Isolation of Intranuclear Inclusion Producing Agents from Infants with Illnesses Resembling Cytomegalic Inclusion Disease.

Abstract
Viruses that produce similar cytopathic changes in vitro characterized by presence of intranuclear inclusions have been isolated from 3 infants during life. The first derived from a liver biopsy from a 3-months-old child (Davis) with microcephaly, persistent jaundice, and hepatosplenomegaly; cytomegalic cells were demonstrated in the liver specimen. From a second child, virus was isolated from a liver biopsy, and on three occasions between the 14th and 91st day of life from the urine. This infant had jaundice and hepatosplenomegaly. More recently, an agent was recovered from the urine of a third infant, who evidenced hepatosplenomegaly, cerebral calcification and chorioretinitis.

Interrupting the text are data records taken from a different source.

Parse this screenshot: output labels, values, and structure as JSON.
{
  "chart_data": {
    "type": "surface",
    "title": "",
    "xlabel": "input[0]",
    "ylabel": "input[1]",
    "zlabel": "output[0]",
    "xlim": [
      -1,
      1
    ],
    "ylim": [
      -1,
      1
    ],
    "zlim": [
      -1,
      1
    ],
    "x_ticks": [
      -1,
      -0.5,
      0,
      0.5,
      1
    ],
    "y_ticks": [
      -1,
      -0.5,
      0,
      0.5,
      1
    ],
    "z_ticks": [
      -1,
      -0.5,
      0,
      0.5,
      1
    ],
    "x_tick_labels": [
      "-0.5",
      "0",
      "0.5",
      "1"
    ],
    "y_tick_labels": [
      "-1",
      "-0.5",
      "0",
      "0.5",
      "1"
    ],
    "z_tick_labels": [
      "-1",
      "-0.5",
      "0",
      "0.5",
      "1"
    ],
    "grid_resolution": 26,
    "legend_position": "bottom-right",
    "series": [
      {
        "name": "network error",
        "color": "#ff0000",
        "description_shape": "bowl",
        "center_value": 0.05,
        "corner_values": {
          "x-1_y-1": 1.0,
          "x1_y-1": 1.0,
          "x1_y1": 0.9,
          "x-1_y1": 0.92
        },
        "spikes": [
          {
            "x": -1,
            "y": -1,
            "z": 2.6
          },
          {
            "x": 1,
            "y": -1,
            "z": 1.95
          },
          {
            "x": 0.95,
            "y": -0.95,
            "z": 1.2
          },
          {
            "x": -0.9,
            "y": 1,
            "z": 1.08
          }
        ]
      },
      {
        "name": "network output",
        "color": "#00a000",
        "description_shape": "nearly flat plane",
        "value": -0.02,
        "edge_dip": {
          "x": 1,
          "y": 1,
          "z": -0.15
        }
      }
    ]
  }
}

The Davis strain has been propagated in human fibroblasts for 20 passages during an elapsed period of 494 days. Neutralization tests with the Davis agent have indicated that neutralizing antibodies occur frequently in children with cytomegalic disease but also are not uncommon in normal adults. The agents are apparently related to those recovered in other laboratories from a human salivary gland, from a fatal case of cytomegalic disease, and from spontaneously degenerating tissue cultures of human pharyngeal tonsillar tissue.